Paper Structure (14 sections, 4 equations, 5 figures, 1 table)

This paper contains 14 sections, 4 equations, 5 figures, 1 table.

Figures (5)

  • Figure 1: Overview of the Proposed Hierarchical Transformer Model. The model combines a U-Net-like structure with efficient dual attention mechanisms to achieve robust medical image segmentation. Starting with an input image $x^{H\times W \times C}$, the architecture tokenizes the input into overlapping patches. These tokens traverse through encoder modules that are made up of dual Transformer layers and patch merging functionality, enabling multi-scale hierarchical feature representation. During decoding, patch tokens are expanded and integrated with corresponding encoder features using a large-kernel attention module. This fusion process ensures better communication between the encoder and decoder components, with the final projection layer producing the output segmentation map.
  • Figure 2: Visual depiction of the integrated dual attention mechanism. (a) Illustrates the channel attention process, emphasizing efficient channel-specific representations. (b) Portrays the spatial attention component, underscoring its ability to discern contextual dependencies within the image. Combined, these components work harmoniously to refine medical image segmentation by concentrating on both spatial relations and informative channels.
  • Figure 3: Schematic representation of the Inter-scale Interaction Module. This module skillfully integrates the benefits of both convolution and self-attention, circumventing the limitations of each. The module incorporates local context information, expansive receptive fields, linear complexity, and dynamic processes, ensuring adaptability across both spatial and channel dimensions. A central element of the module is the attention map, emphasizing the significance of each feature.
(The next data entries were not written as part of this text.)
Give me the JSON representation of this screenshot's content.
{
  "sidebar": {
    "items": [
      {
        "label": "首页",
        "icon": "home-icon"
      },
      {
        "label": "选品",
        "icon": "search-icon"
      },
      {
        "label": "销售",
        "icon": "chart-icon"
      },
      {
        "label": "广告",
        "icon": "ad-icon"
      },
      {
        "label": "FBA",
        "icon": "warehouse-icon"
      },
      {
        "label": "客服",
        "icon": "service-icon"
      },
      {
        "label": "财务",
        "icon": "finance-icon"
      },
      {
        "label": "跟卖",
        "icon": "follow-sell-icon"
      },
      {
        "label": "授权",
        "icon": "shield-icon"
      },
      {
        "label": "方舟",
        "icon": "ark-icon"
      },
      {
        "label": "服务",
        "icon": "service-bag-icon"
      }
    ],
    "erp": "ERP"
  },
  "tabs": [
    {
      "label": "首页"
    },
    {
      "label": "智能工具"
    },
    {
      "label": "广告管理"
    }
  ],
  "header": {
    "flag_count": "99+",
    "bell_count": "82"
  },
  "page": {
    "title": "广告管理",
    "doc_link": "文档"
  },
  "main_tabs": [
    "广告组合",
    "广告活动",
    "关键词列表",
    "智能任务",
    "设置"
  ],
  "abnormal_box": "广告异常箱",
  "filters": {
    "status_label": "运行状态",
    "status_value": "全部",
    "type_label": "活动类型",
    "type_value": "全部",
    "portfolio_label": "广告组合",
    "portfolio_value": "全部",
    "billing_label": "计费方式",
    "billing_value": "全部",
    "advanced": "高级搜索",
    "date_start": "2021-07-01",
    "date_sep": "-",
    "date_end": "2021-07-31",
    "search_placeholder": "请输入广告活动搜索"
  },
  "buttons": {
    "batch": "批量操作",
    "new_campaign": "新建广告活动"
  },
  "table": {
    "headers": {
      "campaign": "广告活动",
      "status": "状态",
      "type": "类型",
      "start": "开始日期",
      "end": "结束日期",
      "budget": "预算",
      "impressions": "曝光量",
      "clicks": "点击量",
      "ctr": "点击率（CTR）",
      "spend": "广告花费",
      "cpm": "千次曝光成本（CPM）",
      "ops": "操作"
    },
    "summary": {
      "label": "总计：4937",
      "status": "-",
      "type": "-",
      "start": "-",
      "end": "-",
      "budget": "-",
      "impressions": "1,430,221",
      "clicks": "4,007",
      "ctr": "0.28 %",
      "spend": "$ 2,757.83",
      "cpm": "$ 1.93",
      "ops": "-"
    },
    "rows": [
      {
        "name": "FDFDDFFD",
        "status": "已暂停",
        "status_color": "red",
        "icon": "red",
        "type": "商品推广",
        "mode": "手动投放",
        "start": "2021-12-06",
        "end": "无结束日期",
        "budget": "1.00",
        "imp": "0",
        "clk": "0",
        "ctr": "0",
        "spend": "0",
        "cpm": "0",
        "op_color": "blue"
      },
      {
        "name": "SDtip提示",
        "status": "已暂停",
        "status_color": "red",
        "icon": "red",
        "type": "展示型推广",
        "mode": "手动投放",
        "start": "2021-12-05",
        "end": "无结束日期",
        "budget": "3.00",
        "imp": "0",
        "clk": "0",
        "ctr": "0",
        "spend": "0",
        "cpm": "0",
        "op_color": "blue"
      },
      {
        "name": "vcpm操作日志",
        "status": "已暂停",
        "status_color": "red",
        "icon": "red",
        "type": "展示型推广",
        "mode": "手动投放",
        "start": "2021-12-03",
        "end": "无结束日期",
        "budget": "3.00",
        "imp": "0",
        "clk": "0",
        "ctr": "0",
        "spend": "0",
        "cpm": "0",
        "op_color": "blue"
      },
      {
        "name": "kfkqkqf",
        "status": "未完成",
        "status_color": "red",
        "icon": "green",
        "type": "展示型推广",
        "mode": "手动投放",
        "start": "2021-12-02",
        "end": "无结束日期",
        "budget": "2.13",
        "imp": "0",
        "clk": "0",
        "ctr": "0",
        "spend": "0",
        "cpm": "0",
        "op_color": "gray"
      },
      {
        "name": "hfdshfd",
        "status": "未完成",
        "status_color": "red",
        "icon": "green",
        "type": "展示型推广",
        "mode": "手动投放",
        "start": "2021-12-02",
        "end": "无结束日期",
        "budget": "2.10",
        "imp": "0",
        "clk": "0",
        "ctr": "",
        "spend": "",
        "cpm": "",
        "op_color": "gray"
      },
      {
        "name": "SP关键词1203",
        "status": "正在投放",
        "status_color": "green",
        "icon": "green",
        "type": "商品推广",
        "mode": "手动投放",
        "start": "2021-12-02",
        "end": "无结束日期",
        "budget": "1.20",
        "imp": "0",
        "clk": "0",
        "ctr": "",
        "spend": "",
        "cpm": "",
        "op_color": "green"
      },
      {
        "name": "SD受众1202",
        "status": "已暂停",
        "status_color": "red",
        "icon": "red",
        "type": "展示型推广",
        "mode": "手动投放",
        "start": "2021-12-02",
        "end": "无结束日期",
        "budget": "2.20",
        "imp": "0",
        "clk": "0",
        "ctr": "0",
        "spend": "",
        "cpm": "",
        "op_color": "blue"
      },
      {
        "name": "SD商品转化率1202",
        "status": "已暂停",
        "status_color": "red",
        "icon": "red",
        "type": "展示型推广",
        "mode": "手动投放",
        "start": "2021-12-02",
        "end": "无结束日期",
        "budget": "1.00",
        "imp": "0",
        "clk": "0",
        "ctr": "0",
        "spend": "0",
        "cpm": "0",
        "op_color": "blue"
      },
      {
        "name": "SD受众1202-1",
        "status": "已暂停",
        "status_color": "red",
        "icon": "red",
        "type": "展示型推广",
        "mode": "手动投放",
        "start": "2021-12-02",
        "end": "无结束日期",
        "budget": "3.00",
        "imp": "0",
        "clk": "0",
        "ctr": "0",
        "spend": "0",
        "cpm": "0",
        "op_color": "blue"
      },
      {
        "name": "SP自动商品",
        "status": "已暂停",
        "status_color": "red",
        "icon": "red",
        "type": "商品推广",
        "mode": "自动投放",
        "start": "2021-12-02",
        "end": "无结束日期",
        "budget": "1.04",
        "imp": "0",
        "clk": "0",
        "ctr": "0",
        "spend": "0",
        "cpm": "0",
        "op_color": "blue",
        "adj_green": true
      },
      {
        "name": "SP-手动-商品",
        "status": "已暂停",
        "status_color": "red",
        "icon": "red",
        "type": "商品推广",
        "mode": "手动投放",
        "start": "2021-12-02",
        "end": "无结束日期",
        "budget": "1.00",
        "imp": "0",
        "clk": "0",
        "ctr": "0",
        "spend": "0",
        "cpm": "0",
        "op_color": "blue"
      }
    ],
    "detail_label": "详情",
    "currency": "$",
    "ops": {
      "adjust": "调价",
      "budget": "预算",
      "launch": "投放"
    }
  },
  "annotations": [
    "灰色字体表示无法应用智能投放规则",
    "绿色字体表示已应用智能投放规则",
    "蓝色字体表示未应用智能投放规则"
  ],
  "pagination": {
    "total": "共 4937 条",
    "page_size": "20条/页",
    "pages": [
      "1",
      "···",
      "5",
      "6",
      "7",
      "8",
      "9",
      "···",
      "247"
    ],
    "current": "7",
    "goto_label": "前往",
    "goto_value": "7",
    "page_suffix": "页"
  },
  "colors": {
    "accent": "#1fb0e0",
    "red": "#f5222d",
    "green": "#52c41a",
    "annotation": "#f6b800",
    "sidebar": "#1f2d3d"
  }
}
The figure delineates the decomposition of large kernel convolution operations, capturing long-distance associations with reduced computational overhead and fewer parameters, a pivotal innovation of the Inter-scale Interaction Module.
  • Figure 4: Segmentation comparisons on the Synapse dataset reveal that our suggested approach produces more refined and smooth borders for the stomach, spleen, and liver organs while also displaying fewer false positive prediction masks for the gallbladder in comparison to Swin-Unet and HiFormer. In the bottom row, the proposed method additionally demonstrates a reduced false positive area for the pancreas.
  • Figure 5: Visual representation of the attention map for the proposed model using Grad-CAM selvaraju2017grad on the Synapse dataset. The outcomes illustrate the efficiency of our approach in identifying large organs (liver, spleen, and stomach organs arranged from top to bottom), which demonstrates our method's proficiency in capturing long-range dependencies.